Even before learning of the SycaPhone shenanigans, Kurt approached the contest from a unique viewpoint. He didn’t think that another device was what the UltraLenses needed. He didn’t think about what the Lenses needed at all. Rather, Kurt saw a one-shot opportunity to integrate the Lenses into the seamless human-computer system he had been designing for years. Sycamore held all sorts of patents that prohibited anyone else from producing AR contact lenses; Amos was running the only game in town and tonight was Kurt’s only chance to get in on it.

The SycaPhone deceit only made him more determined to win and he utilised the time spent sheltering under the bus stop to that end, rehearsing his pitch to ensure it made the maximum possible impression.

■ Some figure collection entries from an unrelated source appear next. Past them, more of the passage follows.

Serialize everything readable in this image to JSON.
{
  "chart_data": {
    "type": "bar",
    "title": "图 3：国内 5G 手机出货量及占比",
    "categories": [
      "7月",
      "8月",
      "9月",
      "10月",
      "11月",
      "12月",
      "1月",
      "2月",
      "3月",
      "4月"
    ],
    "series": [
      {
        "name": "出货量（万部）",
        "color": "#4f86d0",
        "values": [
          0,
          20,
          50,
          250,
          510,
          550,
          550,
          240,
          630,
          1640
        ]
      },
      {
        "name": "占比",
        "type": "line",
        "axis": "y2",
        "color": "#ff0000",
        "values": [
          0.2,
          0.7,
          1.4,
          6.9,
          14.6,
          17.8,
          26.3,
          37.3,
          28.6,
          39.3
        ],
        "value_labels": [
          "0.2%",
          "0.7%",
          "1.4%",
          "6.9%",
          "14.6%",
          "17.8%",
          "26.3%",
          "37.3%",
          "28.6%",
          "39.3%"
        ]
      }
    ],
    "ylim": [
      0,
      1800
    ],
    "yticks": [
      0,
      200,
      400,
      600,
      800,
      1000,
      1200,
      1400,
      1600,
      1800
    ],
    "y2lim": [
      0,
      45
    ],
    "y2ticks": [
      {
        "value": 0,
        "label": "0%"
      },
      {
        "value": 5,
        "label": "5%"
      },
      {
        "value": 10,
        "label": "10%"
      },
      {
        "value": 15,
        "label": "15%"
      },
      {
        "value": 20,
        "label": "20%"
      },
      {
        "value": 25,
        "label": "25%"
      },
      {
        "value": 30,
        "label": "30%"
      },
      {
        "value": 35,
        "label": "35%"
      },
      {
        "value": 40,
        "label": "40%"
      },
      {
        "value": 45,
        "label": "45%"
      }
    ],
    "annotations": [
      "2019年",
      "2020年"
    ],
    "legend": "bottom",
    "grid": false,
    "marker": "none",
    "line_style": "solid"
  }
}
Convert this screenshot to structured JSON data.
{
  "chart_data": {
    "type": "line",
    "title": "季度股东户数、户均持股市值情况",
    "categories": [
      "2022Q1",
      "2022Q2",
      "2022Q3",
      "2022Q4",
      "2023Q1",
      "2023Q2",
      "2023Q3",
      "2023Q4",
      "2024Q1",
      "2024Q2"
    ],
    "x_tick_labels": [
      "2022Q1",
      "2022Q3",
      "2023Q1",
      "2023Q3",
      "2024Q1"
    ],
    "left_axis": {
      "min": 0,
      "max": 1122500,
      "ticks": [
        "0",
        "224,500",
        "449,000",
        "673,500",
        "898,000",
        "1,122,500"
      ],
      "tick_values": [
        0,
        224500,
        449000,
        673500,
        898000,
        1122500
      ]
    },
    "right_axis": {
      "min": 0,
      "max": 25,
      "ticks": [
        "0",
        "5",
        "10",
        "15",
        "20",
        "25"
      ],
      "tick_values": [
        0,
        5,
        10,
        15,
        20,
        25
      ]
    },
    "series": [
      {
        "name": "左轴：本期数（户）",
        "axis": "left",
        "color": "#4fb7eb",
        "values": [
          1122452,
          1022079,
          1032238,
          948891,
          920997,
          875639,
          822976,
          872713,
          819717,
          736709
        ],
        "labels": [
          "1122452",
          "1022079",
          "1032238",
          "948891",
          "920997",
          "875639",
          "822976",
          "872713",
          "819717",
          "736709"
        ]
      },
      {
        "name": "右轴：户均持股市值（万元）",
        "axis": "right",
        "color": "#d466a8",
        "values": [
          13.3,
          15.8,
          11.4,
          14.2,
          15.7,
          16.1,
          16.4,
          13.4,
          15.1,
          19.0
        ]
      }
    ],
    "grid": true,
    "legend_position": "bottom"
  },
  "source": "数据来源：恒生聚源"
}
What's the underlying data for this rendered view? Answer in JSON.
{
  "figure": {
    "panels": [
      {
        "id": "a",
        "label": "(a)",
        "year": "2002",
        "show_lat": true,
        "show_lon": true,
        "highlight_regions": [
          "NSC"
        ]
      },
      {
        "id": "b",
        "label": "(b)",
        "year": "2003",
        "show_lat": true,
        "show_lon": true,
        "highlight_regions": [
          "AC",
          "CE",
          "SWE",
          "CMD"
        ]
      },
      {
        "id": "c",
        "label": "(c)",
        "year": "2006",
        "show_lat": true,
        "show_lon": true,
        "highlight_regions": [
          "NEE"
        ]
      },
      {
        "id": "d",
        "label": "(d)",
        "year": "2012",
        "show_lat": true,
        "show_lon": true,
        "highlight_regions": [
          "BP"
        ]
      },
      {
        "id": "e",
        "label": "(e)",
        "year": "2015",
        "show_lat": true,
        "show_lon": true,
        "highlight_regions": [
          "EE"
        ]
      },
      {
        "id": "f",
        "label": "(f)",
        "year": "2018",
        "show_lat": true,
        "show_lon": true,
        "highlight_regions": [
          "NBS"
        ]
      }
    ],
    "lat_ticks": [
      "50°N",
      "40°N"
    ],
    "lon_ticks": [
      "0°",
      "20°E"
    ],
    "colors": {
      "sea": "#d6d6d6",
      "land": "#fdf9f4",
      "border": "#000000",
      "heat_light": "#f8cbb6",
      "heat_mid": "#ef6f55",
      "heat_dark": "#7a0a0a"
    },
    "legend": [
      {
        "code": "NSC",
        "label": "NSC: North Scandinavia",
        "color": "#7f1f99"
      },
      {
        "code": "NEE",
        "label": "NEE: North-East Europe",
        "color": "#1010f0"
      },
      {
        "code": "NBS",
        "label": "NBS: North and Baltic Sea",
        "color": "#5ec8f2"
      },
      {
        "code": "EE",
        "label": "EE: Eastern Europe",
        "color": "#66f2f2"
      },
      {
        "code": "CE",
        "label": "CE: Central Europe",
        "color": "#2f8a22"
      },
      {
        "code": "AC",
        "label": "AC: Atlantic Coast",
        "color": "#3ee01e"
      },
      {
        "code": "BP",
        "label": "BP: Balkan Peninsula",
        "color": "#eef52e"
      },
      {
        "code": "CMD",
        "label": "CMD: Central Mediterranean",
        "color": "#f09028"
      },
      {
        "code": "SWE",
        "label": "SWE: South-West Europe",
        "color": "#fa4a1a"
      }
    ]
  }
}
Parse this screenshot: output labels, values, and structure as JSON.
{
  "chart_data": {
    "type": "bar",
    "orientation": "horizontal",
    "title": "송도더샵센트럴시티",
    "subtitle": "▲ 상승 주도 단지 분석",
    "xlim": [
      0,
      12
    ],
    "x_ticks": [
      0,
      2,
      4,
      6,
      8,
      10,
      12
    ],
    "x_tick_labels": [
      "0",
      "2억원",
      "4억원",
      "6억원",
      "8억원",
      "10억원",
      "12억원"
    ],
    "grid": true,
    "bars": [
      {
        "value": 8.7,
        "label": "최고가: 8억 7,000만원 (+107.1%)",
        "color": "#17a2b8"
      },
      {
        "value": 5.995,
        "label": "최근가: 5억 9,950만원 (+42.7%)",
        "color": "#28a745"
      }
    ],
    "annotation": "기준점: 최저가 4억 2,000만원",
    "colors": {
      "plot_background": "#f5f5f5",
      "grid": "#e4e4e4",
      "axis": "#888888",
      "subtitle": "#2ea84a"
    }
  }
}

The shower passed quickly, as the Lenses had promised, and he was back on his way within a few minutes. He ran over the key lines as he walked.

The day of the handheld device has passed. All we need is a display, a processor and a control interface. The UltraLenses are capable of both full-immersion and composite imaging, so we already have the best possible display. All we need now is a processor and an interface.

The processor need only be a microchip, and a multitouch trackpad is the best interface we have. The display is in your eyes and the rest doesn’t have to be any further away. You don’t have to carry anything around. There’s nothing in your pocket.

Kurt would pause there to let the tension build. The audience would already be sold on the benefits of his Recorded Reality concept and the next sentence would either clinch victory or ensure defeat.

The chip sits underneath the trackpad and the trackpad is...

What the hell?

A repulsive odour confronted Kurt as he turned the corner into Randy’s street. He had never been interrupted by a smell before but nor had he ever met one so strong. It was coming from the other side of the road, where he could see a puddle of blood behind a parked car. There was movement.

He didn’t want to look but at the same time he wanted nothing more. Curiosity got the better of him and he peeked around the vehicle. The remains of a ginger cat, evidently squashed while sleeping, lay flattened at the edge of the road. Two black birds were on the scene. One looked up at Kurt with blood on its beak and cawed into the air as if boastful to be extracting a twisted measure of inter-species revenge. The other met his gaze for barely a second before resuming its feast. Kurt’s eyes were stuck on the birds long enough for the words “common raven” to appear above each of their heads. He didn’t know what to make of the spectacle and turned away when the vocal raven rejoined its partner in pecking flesh from the cat’s crushed bones.

He tried to physically shake the image from his head while he walked up the path to Randy’s front door but found it returning as soon as Randy answered his knock.

 

~

 

"Have you seen the dead cat?"

Randy nodded. “Sick, right?”

“There were two ravens eating it. One looked up at me when I walked past, like he was trying to send me some kind of message. Then he just kept going. Since when do birds eat cats?”

“I dunno,” said Randy, hobbling backwards to let Kurt through the door. “Since the cat was dead and the birds were hungry, I guess. What are you doing here, anyway? I thought you had to get ready for your thing.”

“I did, but now I am. Are the kids around?”

“Sabrina!” Randy called. “You’ve got a visitor.”

Randy was almost a decade older than Kurt and it showed. Both sported stubble but Kurt’s looked like it was supposed to be there — like it went with his meticulously messy hair. Kurt’s shirt and tie somewhat outshone Randy’s creased t-shirt and jeans, and that the latter was hunched over two crutches further added to the distinction. The fraternal resemblance was there, but you had to look for it.

All smiles and innocence, Sabrina look like neither of them as she skipped her way down the stairs.